While blockchains are often wholly identified as permissionless (Bitcoin) or permissioned (Hyperledger), there are actually two facets to Blockchain permissions.
One facet of Blockchain permissions are based on what people can do on the Blockchain. For example, in a public park you don’t have to have a ticket to get into the park. Access to the park is permissionless as is all of the play equipment. In contrast, an amusement park may have a variety of permissions required based on tickets, size and health restrictions. Moreover, people have permissions based on roles. In a playground, anyone can ride or operate the playground equipment.
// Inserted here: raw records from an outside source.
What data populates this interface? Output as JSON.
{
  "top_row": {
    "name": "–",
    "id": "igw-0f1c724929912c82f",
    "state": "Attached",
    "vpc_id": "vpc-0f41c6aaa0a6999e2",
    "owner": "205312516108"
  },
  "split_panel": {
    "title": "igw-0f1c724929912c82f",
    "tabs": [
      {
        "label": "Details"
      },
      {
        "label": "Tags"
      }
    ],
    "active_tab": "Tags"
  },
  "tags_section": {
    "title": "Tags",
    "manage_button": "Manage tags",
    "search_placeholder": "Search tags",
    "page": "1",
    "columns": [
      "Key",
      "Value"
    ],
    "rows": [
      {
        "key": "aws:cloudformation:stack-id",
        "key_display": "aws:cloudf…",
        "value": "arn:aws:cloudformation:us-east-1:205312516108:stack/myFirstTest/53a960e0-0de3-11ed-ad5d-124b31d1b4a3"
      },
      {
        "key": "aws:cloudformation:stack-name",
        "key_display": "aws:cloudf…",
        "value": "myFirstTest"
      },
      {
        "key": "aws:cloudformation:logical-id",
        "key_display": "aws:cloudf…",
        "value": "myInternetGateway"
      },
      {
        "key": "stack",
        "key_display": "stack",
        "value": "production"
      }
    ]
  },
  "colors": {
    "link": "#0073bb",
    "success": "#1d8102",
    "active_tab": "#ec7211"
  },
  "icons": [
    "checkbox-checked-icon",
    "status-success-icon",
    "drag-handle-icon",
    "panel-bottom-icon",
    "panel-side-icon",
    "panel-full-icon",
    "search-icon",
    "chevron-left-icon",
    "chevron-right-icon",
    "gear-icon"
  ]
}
In an amusement park, only employees can operate amusements and even within the employees there may be different permissions.
How can blockchain improve product reviews? (1) Verified identity for “wallets”. (2) Products transferred as purchased to wallet via n oracle function.
Note that US medical regulations require any comments about adverse reactions with drugs be reported to the manufacturer. Therefore, being able to provide information to pharmaceutical companies is required for compliance.
Group Participation
Key Questions -
Are there multiple roles to be played as part of the solution? Do different people have different access rights?
Is there a need for audit level access that provides a view of all data for security or compliance reasons?
Are there one way transactions? e.g Transactions that one party can initiate and a second party cannot refuse?
The other facet of Blockchain permissions is block production. Think of a swap meet versus a shopping mall. At a swap meet, anyone can join the marketplace as a seller and the people involved can change day to day, week to week. In a shopping mall, a store must be leased and malls and shopping centers can be very particular about which businesses occupy their shopping centers.
Group Participation
Key Questions -
Are there data security concerns about who has copies of data?
Can you maintain a large enough network?
The other aspect of Blockchain is Public vs Private Blockchain. This is another tool for managing the blockchain a network and can change the nature of things quickly. For example, if you take a permissionless blockchain but run it on a closed network, a new node for block production can be added if someone has access to the network. So, accessibility can be used to change the nature of a blockchain.
Discuss laws and regulations around data and attack vectors
Group Participation
Key Questions -
Are there data security concerns about who has copies of data for block production?
Can anyone join as a participant?
Can the data be stored on Internet facing machines?
Do you care where the data is stored – legal jurisdiction and confidence in block production node operator?
What roles / permission sets are required to enable the network?
What are the different valid scopes of data visibility?